Uber’s business model reportedly involves using discriminatory algorithms for tailoring customer prices based on what they believe individual customers would be willing to pay, and tailoring payments to individual drivers so they are as low as possible to get them to accept trips.
“Uber is now just a much higher cost version of the traditional operators they vilified as an “evil taxi cartel”. Their fares are now higher than traditional taxis used to charge, they no longer offer a lot more cars in peak periods and they no longer serve neighborhoods throughout each city.”
It is true that Uber has had ‘profitability issues’ for some years, partly due to the particular economics of ride-sharing – so there may be less slack in the system than is the case for some dominant firms.

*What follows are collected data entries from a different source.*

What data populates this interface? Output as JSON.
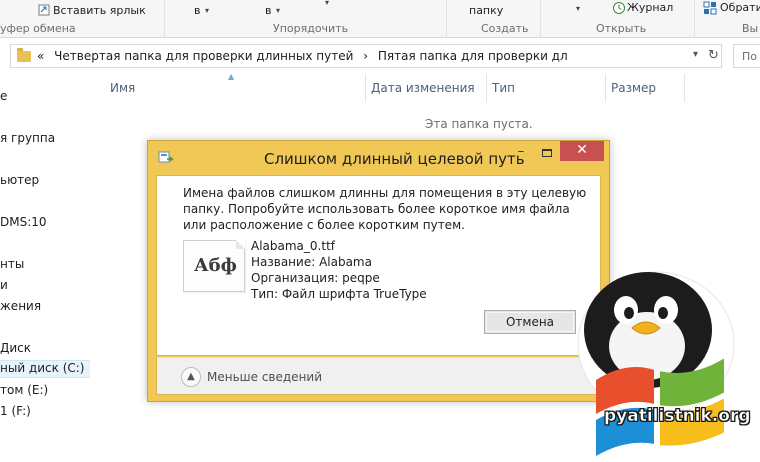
{
  "ribbon": {
    "paste_shortcut": "Вставить ярлык",
    "clipboard_group": "уфер обмена",
    "dd1": "в",
    "dd2": "в",
    "organize_group": "Упорядочить",
    "new_folder": "папку",
    "create_group": "Создать",
    "journal": "Журнал",
    "open_group": "Открыть",
    "access": "Обрати",
    "select_group": "Вы"
  },
  "address": {
    "crumbs": [
      "«",
      "Четвертая папка для проверки длинных путей",
      "›",
      "Пятая папка для проверки дл"
    ],
    "search_placeholder": "По"
  },
  "nav": {
    "items": [
      "е",
      "я группа",
      "ьютер",
      "DMS:10",
      "нты",
      "и",
      "жения",
      "Диск",
      "ный диск (C:)",
      "том (E:)",
      "1 (F:)"
    ]
  },
  "columns": {
    "name": "Имя",
    "date": "Дата изменения",
    "type": "Тип",
    "size": "Размер"
  },
  "empty_text": "Эта папка пуста.",
  "dialog": {
    "title": "Слишком длинный целевой путь",
    "minimize": "–",
    "close": "✕",
    "message": "Имена файлов слишком длинны для помещения в эту целевую папку. Попробуйте использовать более короткое имя файла или расположение с более коротким путем.",
    "icon_text": "Абф",
    "file": {
      "name": "Alabama_0.ttf",
      "title": "Название: Alabama",
      "org": "Организация: peqpe",
      "type": "Тип: Файл шрифта TrueType"
    },
    "cancel_label": "Отмена",
    "less_details": "Меньше сведений"
  },
  "logo": {
    "text": "pyatilistnik.org"
  },
  "colors": {
    "dialog_frame": "#f1c856",
    "close_red": "#c75050",
    "header_text": "#4c607a"
  }
}
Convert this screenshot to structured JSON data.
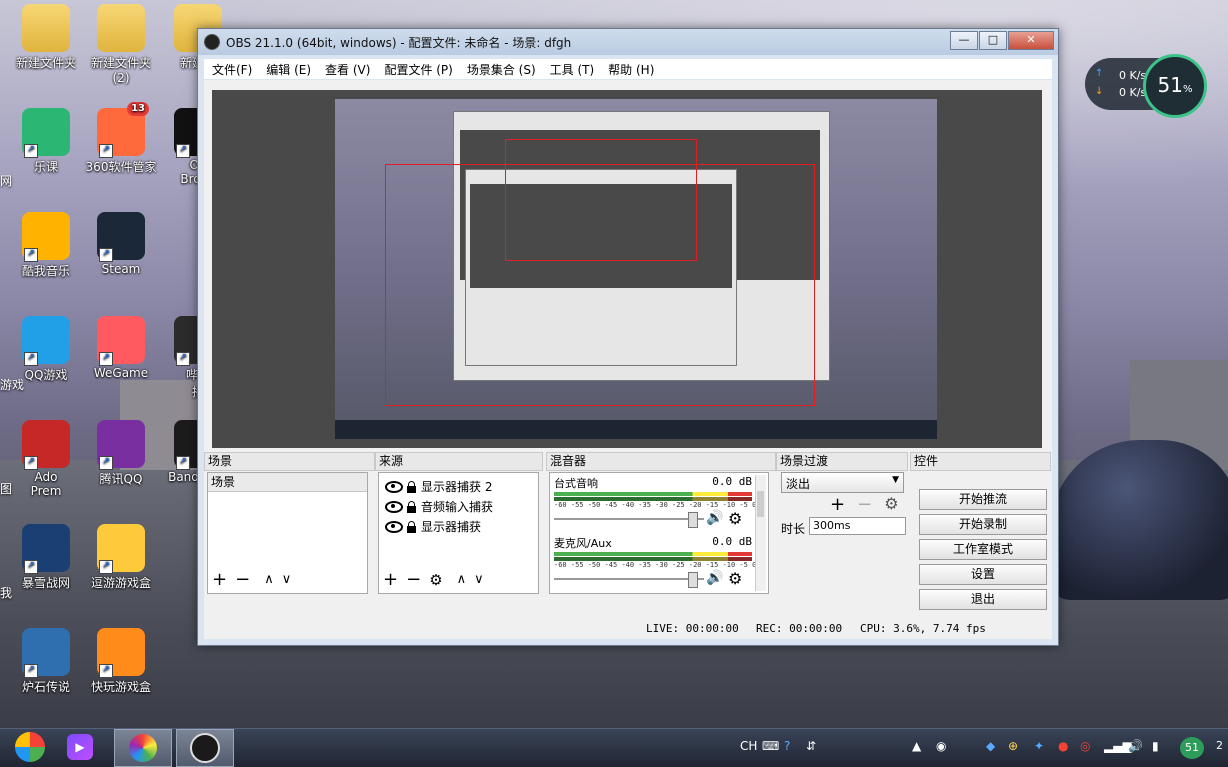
{
  "desktop": {
    "icons": [
      {
        "label": "新建文件夹",
        "kind": "folder"
      },
      {
        "label": "新建文件夹\n(2)",
        "kind": "folder"
      },
      {
        "label": "新建文",
        "kind": "folder"
      },
      {
        "label": "乐课",
        "kind": "app"
      },
      {
        "label": "360软件管家",
        "kind": "app",
        "badge": "13"
      },
      {
        "label": "Op\nBroad",
        "kind": "app"
      },
      {
        "label": "酷我音乐",
        "kind": "app"
      },
      {
        "label": "Steam",
        "kind": "app"
      },
      {
        "label": "QQ游戏",
        "kind": "app"
      },
      {
        "label": "WeGame",
        "kind": "app"
      },
      {
        "label": "哔哩\n播",
        "kind": "app"
      },
      {
        "label": "腾讯QQ",
        "kind": "app"
      },
      {
        "label": "Bandicam",
        "kind": "app"
      },
      {
        "label": "Ado\nPrem",
        "kind": "app"
      },
      {
        "label": "暴雪战网",
        "kind": "app"
      },
      {
        "label": "逗游游戏盒",
        "kind": "app"
      },
      {
        "label": "炉石传说",
        "kind": "app"
      },
      {
        "label": "快玩游戏盒",
        "kind": "app"
      }
    ],
    "left_edge_labels": [
      "网",
      "游戏",
      "图",
      "我"
    ]
  },
  "net_widget": {
    "up": "0 K/s",
    "down": "0 K/s",
    "percent": "51",
    "percent_unit": "%"
  },
  "obs": {
    "title": "OBS 21.1.0 (64bit, windows) - 配置文件: 未命名 - 场景: dfgh",
    "window_buttons": {
      "minimize": "—",
      "maximize": "□",
      "close": "✕"
    },
    "menu": [
      "文件(F)",
      "编辑 (E)",
      "查看 (V)",
      "配置文件 (P)",
      "场景集合 (S)",
      "工具 (T)",
      "帮助 (H)"
    ],
    "docks": {
      "scenes": {
        "title": "场景",
        "header": "场景"
      },
      "sources": {
        "title": "来源",
        "items": [
          "显示器捕获 2",
          "音频输入捕获",
          "显示器捕获"
        ]
      },
      "mixer": {
        "title": "混音器",
        "scale": "-60 -55 -50 -45 -40 -35 -30 -25 -20 -15 -10  -5   0",
        "channels": [
          {
            "name": "台式音响",
            "db": "0.0 dB"
          },
          {
            "name": "麦克风/Aux",
            "db": "0.0 dB"
          }
        ]
      },
      "transitions": {
        "title": "场景过渡",
        "selected": "淡出",
        "duration_label": "时长",
        "duration_value": "300ms"
      },
      "controls": {
        "title": "控件",
        "buttons": [
          "开始推流",
          "开始录制",
          "工作室模式",
          "设置",
          "退出"
        ]
      }
    },
    "status": {
      "live": "LIVE: 00:00:00",
      "rec": "REC: 00:00:00",
      "cpu": "CPU: 3.6%, 7.74 fps"
    }
  },
  "taskbar": {
    "lang": "CH",
    "tray_number": "51",
    "clock_fragment": "2"
  }
}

Still, we’re highly encouraged to see (in the FT article we began with) the words of Nicolas Schmit, the EU’s commissioner for jobs and social rights.
“In an economy you have consumers and producers of services. Our economy cannot just function on the basis of the advantage of the consumer,” he said. “It has to take into account the interest of the provider of the service. There has to be a balance.”
He also rejected Uber’s argument that it ‘needs’ to be able to exploit workers in order to stay in business, saying there was “no question that by better protecting the workers we will kill a model. No. We will adjust a model”.
When it comes to the current ride-sharing directive, the current consumer welfare frame pits workers against consumers, to the detriment of both.
A move away from the consumer welfare frame can open this binary view to a much richer vision, where shareholders and owners are crucial parts of the mix, who need to contribute their share, potentially to the benefit of consumers, workers, and others besides.